Ces petits détails ont un effet légèrement comique qui permet de faire descendre d’une marche le personnage de son piédestal.
Une autre technique de rupture consiste à insérer un langage neutre, didactique ou raisonnable au milieu d’un récit agité.
Par exemple :
Ses supérieurs, alarmés, s’empressèrent de combattre ces extravagances mais celles-ci […] furent chaleureusement appuyées par dona Mayte Unzategui et comme la philanthropie latifundiaire subvenait aux besoins d’un tiers des séminaristes, ceux-là, raisons de budget qui font avaler des couleuvres, durent […] fermer les yeux et les oreilles devant les théories de….
Parmi les procédés littéraires qui parsèment ses romans je signale celui de la parenthèse comparative et comique : “mouches qui sentent le miel”, “pélicans qui aperçoivent le poisson”, “bombe atomique qui, un matin, désintègre des villes japonaises” ; et celui de la phrase qui revient rituellement : “large front, nez aquilin, regard pénétrant, esprit plein de bonté et de droiture”.
Si l’on veut comprendre ce que donne la liberté dans notre monde malgré les si nombreuses attaques dont elle fait l’objet aujourd’hui, les romans de Vargas Llosa en sont l’hymne à la fois le plus fervent et le plus amusant.
Pas de commentaire ! dommage le sujet est plus qu’intéressant. Mario Vargos Llosa est un immense écrivain et son parcours est assez fascinant.

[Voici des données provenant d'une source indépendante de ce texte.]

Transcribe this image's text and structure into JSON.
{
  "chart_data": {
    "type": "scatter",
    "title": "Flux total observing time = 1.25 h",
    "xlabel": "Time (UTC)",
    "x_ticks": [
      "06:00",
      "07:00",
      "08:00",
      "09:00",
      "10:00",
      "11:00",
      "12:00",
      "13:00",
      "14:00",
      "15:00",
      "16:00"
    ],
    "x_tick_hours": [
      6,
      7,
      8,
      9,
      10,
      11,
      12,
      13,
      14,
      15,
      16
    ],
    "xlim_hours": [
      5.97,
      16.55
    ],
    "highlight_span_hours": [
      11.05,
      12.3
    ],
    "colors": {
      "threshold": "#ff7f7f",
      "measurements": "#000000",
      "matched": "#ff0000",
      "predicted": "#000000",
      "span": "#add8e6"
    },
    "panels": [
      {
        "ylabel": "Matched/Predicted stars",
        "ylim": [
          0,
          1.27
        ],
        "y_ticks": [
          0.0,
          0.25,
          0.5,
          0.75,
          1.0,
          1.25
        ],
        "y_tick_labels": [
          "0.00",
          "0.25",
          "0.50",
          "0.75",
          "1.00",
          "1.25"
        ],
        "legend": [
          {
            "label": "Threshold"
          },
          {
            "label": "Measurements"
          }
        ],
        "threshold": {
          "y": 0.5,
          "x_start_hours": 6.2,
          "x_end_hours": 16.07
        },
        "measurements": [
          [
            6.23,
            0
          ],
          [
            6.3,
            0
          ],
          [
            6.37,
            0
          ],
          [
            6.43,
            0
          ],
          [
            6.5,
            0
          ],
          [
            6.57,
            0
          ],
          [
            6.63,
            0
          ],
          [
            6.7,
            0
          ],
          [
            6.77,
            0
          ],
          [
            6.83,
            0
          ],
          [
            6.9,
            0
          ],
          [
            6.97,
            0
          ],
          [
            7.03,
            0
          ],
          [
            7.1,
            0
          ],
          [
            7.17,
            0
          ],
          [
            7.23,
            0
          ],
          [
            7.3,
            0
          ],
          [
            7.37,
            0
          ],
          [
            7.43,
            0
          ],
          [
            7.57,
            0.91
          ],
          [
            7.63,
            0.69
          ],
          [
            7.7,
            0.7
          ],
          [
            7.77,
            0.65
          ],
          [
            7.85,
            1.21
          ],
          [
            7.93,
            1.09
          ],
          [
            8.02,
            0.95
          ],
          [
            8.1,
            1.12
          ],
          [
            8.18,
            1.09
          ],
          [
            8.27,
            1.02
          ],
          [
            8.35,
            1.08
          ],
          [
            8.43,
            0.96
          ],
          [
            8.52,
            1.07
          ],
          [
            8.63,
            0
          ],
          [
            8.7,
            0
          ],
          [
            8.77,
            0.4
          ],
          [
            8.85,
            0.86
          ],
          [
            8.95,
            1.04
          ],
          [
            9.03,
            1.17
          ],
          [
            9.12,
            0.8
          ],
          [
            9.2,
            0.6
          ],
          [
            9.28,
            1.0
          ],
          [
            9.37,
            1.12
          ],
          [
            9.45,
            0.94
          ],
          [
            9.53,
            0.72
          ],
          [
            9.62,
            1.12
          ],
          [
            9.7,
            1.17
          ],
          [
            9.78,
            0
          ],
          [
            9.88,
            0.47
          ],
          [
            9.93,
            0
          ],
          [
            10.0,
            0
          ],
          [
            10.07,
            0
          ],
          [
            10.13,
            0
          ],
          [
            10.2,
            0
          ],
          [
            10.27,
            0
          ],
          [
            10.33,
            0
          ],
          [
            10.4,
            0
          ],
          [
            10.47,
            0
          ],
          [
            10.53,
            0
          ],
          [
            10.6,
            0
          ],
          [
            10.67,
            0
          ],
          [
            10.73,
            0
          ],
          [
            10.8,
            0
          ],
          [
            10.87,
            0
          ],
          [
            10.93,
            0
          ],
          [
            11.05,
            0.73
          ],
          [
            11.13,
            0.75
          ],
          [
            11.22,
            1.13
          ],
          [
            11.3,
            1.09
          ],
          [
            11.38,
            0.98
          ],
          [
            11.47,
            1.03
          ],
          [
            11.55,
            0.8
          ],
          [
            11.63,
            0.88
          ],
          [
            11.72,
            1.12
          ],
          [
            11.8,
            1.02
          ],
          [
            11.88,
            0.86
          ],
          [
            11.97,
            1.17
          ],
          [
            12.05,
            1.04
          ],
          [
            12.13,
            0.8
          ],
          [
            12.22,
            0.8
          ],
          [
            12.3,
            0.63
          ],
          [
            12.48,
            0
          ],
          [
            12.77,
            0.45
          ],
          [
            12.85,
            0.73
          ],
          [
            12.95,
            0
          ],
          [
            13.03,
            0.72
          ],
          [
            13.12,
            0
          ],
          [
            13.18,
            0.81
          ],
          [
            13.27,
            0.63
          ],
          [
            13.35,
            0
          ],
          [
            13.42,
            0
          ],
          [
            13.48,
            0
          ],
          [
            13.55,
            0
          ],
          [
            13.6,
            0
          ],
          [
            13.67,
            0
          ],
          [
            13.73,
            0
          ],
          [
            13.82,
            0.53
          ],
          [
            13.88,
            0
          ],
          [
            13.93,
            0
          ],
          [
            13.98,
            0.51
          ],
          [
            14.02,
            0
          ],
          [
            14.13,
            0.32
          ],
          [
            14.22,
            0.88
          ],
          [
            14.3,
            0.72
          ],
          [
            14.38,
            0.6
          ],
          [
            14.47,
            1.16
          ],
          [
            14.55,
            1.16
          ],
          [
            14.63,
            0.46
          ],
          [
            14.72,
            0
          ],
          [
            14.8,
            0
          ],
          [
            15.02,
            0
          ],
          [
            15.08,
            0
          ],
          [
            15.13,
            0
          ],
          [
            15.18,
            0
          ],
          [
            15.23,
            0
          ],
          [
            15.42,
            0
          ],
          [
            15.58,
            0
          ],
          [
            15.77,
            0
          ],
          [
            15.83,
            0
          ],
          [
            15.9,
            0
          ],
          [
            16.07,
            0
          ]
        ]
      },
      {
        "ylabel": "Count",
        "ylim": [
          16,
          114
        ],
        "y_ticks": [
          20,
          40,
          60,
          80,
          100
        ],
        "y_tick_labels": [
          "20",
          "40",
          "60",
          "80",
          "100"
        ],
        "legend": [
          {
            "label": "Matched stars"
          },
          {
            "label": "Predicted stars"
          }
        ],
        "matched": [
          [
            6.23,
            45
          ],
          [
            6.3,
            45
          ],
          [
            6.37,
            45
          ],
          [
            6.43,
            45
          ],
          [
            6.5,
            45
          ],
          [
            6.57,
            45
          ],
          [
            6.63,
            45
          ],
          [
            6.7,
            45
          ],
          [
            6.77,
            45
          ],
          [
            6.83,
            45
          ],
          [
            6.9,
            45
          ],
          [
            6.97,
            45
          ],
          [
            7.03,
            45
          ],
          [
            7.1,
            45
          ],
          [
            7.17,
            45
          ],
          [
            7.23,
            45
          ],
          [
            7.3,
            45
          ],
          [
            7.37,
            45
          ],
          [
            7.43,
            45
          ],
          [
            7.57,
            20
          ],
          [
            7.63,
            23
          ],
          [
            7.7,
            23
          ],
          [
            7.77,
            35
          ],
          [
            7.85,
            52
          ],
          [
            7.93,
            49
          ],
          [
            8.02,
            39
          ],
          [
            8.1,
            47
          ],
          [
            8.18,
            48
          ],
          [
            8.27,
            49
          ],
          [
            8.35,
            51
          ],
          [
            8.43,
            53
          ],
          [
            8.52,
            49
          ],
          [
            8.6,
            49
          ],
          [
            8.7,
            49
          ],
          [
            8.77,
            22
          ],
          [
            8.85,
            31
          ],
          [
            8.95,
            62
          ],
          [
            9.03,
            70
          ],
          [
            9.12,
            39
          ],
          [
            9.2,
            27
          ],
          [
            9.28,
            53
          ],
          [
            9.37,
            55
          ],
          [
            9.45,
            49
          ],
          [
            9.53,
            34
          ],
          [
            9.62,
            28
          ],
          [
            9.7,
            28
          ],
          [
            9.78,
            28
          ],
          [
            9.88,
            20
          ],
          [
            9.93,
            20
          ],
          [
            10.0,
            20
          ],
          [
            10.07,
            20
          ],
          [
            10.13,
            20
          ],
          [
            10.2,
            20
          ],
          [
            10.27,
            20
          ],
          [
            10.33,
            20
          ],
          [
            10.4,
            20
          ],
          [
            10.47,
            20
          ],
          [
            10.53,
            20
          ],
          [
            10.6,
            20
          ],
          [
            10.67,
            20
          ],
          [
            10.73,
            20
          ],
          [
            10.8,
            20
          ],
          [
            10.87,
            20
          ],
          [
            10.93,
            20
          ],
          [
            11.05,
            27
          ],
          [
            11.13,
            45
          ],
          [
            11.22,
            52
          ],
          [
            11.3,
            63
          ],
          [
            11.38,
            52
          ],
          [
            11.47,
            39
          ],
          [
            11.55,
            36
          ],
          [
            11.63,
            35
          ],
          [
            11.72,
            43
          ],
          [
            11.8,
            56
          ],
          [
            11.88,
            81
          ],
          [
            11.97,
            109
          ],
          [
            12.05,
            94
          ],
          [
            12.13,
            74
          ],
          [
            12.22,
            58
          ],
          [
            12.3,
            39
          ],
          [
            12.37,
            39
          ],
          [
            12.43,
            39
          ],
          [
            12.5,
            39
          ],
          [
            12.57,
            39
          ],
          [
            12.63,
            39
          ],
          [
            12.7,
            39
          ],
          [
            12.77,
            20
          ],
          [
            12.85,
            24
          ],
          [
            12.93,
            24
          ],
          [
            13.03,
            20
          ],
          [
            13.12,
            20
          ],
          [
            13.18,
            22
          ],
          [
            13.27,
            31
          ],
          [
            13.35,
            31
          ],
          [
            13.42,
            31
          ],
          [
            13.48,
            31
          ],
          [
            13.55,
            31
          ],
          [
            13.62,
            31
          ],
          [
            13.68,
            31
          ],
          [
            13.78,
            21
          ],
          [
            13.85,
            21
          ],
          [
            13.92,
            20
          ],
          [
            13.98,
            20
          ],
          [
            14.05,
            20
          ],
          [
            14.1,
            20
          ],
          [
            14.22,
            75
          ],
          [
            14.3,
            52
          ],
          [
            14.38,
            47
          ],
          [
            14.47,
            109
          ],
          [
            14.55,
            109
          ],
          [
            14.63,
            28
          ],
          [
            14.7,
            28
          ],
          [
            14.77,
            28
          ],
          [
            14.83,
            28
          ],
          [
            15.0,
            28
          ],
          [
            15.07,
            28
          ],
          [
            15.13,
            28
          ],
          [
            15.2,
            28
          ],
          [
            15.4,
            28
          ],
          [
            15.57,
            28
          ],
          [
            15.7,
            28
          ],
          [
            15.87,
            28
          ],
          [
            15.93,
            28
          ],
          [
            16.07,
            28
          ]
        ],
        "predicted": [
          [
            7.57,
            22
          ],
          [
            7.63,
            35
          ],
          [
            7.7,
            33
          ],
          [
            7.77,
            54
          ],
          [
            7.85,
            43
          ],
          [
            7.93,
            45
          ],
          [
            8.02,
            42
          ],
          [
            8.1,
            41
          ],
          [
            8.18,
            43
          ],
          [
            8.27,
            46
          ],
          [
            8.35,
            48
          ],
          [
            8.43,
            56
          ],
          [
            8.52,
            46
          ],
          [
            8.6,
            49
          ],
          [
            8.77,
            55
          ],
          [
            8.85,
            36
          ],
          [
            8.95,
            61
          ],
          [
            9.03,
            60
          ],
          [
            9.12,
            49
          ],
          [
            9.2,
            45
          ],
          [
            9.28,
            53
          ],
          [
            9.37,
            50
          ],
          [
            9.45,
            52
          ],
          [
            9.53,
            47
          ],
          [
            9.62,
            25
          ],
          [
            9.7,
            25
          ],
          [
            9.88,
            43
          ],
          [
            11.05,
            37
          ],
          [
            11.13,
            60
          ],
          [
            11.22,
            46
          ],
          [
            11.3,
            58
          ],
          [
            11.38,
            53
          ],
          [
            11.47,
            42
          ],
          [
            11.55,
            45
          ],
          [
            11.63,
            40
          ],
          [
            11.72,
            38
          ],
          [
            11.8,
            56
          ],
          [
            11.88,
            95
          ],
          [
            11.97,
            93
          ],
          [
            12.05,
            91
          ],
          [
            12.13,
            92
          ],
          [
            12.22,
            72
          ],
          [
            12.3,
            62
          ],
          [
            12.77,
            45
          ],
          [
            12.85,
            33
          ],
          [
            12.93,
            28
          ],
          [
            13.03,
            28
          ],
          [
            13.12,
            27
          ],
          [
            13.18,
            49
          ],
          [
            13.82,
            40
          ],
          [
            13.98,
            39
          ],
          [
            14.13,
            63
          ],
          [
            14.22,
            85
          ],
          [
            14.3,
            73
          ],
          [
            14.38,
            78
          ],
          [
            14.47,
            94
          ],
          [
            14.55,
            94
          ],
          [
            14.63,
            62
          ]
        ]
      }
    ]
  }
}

Mention spéciale, comme le dit l’auteur de l’article à l’empathie voire la tendresse pour la plupart de ses personnages (même quand ils ont peu reluisants) ; pour moi c’est la marque d’un vrai humanisme.
Par ailleurs, Mélenchon, le “lider minimo” s’est fendu d’un tweet lamentable conspuant le fait qu’un auteur n’écrivant pas en français entre à l’Académie… tout le monde s’est que c’est le libéralisme de MVL et sa condamnation du castrisme qui lui valent l’ire de JLM.